To answer most questions - YES, I do want to hear other people veiws on this, thats why I posted here instead of PMing one or two people who might agree with me, I wanted to sort of discuss it, and try and make sence of this. YES, I do completely understand that life isn't fair, at 16 I've been thru more stuff then most other kids my age, I learned from it, I try not to whine, but sometimes I just need to let it out. YES, I have goals, I have dreams, but unlike most teens, I realize those far-fetched dreams probably wont come true.
My career, Vet Tech....thats not exackly what I want, but it will get me started. 3 classes is the maximum number of online courses avalible for a vitual student per simester. I AM going back to "real" school at hte end of this month, once it starts back. I thought I could do online schooling, I am barely holding my own. I realized I need a teacher.
And, please, do not blame my mom. She only wanted what was best for me.

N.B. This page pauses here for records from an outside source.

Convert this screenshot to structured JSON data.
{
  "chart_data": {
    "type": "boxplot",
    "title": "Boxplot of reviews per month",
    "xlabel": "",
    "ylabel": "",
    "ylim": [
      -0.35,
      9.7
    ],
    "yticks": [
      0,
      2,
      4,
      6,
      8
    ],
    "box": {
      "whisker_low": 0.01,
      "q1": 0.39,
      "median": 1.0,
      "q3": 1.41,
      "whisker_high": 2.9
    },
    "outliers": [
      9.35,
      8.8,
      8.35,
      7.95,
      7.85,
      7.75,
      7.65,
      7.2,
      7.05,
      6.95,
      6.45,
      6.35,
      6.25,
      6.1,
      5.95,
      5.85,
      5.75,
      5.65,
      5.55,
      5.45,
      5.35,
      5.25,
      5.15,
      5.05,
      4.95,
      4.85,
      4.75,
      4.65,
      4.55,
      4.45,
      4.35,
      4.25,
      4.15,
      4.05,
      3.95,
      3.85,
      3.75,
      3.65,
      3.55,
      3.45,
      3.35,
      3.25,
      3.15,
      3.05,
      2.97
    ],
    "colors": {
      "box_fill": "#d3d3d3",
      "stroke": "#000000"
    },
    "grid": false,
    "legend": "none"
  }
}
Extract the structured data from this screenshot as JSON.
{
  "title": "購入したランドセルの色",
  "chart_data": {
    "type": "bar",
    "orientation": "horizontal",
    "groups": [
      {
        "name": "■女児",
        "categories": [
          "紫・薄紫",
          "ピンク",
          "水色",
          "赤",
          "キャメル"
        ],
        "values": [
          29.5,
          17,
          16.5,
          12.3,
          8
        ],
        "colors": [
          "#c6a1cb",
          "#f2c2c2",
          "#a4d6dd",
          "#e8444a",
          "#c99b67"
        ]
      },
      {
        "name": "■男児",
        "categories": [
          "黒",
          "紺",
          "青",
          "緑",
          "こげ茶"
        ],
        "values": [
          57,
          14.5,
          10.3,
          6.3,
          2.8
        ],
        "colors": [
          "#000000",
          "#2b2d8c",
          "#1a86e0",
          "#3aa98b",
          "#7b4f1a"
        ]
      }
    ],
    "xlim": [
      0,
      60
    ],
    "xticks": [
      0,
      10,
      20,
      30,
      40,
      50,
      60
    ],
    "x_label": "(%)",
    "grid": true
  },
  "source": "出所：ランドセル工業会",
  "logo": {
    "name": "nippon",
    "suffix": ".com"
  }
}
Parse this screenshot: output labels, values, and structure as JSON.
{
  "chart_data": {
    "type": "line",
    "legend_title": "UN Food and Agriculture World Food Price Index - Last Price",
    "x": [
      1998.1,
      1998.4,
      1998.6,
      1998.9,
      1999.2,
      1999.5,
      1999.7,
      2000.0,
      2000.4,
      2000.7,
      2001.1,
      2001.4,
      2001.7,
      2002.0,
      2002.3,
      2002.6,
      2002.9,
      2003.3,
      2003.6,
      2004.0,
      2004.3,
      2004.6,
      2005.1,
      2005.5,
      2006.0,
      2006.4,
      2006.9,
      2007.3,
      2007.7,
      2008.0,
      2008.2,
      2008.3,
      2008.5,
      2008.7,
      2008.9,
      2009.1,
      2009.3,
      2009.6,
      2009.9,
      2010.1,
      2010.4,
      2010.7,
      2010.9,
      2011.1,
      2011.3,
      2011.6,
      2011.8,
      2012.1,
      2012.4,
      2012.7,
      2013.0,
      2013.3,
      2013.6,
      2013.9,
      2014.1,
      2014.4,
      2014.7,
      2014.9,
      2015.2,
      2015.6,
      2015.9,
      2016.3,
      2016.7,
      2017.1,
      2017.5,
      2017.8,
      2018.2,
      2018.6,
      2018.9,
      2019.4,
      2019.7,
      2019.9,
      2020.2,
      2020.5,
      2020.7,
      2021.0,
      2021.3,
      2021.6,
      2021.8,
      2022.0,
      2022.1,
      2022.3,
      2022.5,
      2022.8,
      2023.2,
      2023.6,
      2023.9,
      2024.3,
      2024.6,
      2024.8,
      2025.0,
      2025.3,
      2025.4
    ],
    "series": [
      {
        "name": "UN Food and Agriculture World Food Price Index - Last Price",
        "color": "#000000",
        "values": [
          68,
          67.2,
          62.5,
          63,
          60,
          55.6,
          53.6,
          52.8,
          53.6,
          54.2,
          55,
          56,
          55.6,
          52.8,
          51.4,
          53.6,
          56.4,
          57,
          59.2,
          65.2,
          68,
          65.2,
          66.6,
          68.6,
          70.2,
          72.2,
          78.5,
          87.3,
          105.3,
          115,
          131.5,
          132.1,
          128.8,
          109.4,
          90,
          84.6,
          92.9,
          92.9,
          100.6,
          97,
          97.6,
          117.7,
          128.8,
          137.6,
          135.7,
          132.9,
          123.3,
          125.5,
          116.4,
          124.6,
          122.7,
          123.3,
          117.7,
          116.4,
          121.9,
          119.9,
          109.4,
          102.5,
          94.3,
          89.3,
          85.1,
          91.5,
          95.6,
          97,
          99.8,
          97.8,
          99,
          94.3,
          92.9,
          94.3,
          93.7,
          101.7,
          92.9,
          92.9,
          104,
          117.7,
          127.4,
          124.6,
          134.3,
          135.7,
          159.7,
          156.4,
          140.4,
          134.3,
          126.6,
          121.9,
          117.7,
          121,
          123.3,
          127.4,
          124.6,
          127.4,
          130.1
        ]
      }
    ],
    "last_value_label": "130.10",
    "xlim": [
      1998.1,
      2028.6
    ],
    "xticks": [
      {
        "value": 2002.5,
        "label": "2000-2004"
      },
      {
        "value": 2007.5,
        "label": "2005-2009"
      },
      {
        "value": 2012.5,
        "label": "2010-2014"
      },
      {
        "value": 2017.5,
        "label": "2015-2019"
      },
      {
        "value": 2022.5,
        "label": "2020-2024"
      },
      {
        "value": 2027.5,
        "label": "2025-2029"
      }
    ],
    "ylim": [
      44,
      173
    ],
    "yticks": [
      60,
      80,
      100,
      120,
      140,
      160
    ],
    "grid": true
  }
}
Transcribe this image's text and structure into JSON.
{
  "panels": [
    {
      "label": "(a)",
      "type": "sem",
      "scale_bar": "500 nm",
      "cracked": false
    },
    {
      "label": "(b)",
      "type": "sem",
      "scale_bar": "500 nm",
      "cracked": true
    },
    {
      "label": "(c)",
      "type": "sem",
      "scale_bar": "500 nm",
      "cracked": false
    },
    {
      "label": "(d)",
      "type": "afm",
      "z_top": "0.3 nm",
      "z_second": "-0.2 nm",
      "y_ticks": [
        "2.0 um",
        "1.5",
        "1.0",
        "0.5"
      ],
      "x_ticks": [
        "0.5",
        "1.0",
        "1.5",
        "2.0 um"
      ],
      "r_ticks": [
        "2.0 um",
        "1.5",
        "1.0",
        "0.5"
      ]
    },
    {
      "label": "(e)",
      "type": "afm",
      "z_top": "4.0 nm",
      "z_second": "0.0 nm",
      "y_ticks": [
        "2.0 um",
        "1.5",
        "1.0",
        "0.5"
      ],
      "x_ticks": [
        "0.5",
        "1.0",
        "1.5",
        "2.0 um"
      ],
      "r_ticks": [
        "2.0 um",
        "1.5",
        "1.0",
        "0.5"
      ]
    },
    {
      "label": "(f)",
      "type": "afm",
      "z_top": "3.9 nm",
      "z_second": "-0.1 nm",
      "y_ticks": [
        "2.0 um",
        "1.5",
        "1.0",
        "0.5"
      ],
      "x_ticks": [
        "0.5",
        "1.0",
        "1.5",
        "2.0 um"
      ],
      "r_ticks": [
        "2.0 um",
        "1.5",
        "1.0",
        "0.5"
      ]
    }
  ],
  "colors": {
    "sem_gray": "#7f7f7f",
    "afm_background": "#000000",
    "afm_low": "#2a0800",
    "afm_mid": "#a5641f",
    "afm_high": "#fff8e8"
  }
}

We both thought online school was something I could handle, I'm a pretty good student in regular school, so we thought I'd be Ok for one simester in this. I'm only in online school for one simester, and will be returning to normal school.
I really dont think its fair to say that just because I am 16 means I am irresponsible. I an extremely responsible for a person my age, maybe no tin comparison to say, a peron who is 35. Half of my graduating class has speeding tickets, multipule susspensions, or pregnant. I, only have one suspension, and have no intention of getting into anymore trouble. I messed up once, and I learned my lesson. We were not well informed about online school, and everyone we talked to(including th eman that enrolled me) told us it was easier then regular classes. Myself, my Mom, and my "Dad" made this decision.
I understand that the whole situation is 'adult' and how some may think my 'hurt has turned to hate' and in some perspecitives, it has. But when a 47 year old man calles his ex wife/my mother a b****, sl**, and a lier in front of his 8 year old(me, at the time), and contines with that for YEARS, I have a lot of issue with that....and then to go call his KID a b*****, manipulator, and lier when she is 14(ie - me) and just wanting to figure life out, I have even more issues with that. Sorry, I really didnt want to put all THAT out there, but, maybe it help explain this whole thing a little better. The man hurt my mom a LOT, which, in turn, hurt us growning up. He hurt me a LOT, my brother a LOT(ie - he got beat for droping the shampoo, and it making a loud bang), heck, I spent 4 DAYS with HIS mom, sister, and brother, and dad. I e-mailed him to tell him. His sister called him 3 times to let him know, and he finally called her back and YELLED at her for it! The man is basicly a jerk to anyone who doesn't see everything HIS way. Which, I get, I can be that way a lot too, but not to the extent of him. I took up boxing because of this man....normally, I try to be peachful, but he changed that over the years(specially the past 2 or 3), I dont trust people I meet day-to-day, or many people that have been in my life for a long time, I walk around watching my back for people he may know so I can behave extra well so he wont have any amo for count.